Across the U.S., adults traveling in passenger vehicles are required to wear seat belts, with New Hampshire being the lone exception. Maryland statutes require those occupying either the front or rear seats of a traveling vehicle to wear a safety belt. Generally, law enforcement in Maryland may not stop a vehicle solely for an adult’s failure to wear a seat belt; rather it is a “secondary” or “add-on” violation when an officer initiates a stop for a primary violation such as speeding or failing to obey traffic signals, etc.
In some states, a plaintiff who is not wearing a seat belt at the time of an accident could have their award for damages reduced in a case. In these jurisdictions, insurance adjusters or attorneys negotiating potential settlements may adjust their offers accordingly based on a “seat belt defense”. This is an example of when seat belt usage has been integrated into the process of assessing comparative fault and the proportionate calculation of damages.
Seat Belt Usage & Contributory Negligence
Maryland and Pennsylvania are among approximately 30 states that do not consider “seat belt defenses”. This means that failing to wear a seat belt will not be considered as a contributing factor to a party’s allocation of negligence in an accident.
Some states have limitations or maximum amounts of contributory negligence that can be attributed for failing to wear a seat belt. For example, in Iowa and Michigan litigation, a party who fails to wear a seat belt can only have a maximum of 5% attributed to their overall negligence in the case.
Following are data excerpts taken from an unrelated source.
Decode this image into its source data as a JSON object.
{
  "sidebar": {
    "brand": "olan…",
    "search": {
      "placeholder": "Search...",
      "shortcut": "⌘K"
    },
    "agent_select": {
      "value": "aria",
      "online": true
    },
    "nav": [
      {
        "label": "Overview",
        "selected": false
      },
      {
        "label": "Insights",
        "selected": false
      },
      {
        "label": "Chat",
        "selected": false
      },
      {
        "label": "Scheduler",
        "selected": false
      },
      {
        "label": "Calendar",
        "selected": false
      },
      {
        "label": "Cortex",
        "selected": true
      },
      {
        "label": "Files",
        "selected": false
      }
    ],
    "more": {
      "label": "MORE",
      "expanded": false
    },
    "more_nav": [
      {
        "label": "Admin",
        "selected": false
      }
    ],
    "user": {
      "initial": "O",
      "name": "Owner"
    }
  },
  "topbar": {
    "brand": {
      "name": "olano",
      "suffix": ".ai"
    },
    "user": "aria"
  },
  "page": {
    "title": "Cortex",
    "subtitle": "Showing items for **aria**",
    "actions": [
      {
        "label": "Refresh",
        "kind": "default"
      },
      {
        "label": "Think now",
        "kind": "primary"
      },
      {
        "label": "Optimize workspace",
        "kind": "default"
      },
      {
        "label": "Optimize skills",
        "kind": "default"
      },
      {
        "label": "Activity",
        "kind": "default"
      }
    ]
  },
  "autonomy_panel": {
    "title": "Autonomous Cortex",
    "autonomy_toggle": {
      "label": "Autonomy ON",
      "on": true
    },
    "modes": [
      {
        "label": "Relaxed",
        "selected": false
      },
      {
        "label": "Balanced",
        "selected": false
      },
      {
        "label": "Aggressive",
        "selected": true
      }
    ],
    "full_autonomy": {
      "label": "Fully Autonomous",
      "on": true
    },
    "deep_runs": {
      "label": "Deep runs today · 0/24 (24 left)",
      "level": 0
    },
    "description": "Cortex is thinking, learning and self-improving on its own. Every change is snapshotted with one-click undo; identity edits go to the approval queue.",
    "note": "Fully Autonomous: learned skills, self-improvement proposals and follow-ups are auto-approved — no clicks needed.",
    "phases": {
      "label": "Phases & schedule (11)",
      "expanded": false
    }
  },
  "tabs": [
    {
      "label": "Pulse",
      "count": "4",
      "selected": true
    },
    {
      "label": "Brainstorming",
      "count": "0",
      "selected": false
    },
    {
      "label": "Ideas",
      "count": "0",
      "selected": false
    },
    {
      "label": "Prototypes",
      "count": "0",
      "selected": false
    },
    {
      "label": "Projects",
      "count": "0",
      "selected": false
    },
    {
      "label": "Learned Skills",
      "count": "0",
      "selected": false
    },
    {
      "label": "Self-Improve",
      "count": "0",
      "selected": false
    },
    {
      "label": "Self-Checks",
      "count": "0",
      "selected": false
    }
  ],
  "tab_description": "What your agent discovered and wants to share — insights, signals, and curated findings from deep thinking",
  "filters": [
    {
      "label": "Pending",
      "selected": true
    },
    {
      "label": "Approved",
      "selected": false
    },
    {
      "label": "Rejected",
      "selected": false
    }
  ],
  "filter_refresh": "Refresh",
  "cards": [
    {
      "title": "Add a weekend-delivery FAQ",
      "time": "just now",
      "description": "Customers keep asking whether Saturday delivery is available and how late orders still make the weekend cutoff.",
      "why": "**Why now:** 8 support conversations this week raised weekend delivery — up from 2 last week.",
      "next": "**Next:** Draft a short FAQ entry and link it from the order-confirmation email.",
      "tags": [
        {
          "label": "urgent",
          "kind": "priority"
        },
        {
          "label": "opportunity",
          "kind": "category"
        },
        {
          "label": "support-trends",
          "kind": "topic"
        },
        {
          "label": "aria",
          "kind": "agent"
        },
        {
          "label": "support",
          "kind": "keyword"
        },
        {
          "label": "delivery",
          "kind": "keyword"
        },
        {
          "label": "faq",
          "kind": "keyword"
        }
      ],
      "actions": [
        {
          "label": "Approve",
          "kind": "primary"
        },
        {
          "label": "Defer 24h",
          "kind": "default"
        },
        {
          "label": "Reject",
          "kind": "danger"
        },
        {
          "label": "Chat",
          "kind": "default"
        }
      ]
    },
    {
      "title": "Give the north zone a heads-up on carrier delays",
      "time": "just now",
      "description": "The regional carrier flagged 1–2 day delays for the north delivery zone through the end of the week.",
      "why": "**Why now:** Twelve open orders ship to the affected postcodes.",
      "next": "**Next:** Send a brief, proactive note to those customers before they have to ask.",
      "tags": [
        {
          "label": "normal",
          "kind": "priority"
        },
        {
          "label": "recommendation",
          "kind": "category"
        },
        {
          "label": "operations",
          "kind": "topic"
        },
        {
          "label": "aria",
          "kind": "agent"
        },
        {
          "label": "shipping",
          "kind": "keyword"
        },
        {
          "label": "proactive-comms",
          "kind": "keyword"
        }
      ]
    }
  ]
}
Seat Belt Usage is Not Causal
A vehicle occupant’s failure to wear a seat belt is not considered a proximate cause in an accident, meaning this decision has no role in increasing or decreasing the likelihood of accident occurrence. Injuries in an accident can be worsened when someone is not wearing a seat belt, which is one reason many states consider it a factor in determining fault and calculating damages. Maryland statute addresses seat belt usage in actions of civil liability by stating that a failure of a party to wear a seat belt will not:
- Be a consideration as evidence in determining negligence
- Be a consideration as evidence in contributing to negligence
- Serve to limit liability for any party
- Have an effect on recoverable damages
Seat Belt Evidence in Maryland Jury Trials
Since Maryland does not allow for determinations involving negligence to be influenced by whether or not a party was wearing a seat belt at the time of an accident, witnesses and counsel in trials are prohibited from making reference to seat belt usage. This applies to actions of personal injury, wrongful death, or property loss; however, in product liability claims such as those against auto manufacturers, designers, or suppliers for a seat-belt defect, this restriction is not applicable. The legislative intent was not to have juries influenced by seat belt usage, such as questioning the extent of what the injuries could have been etc.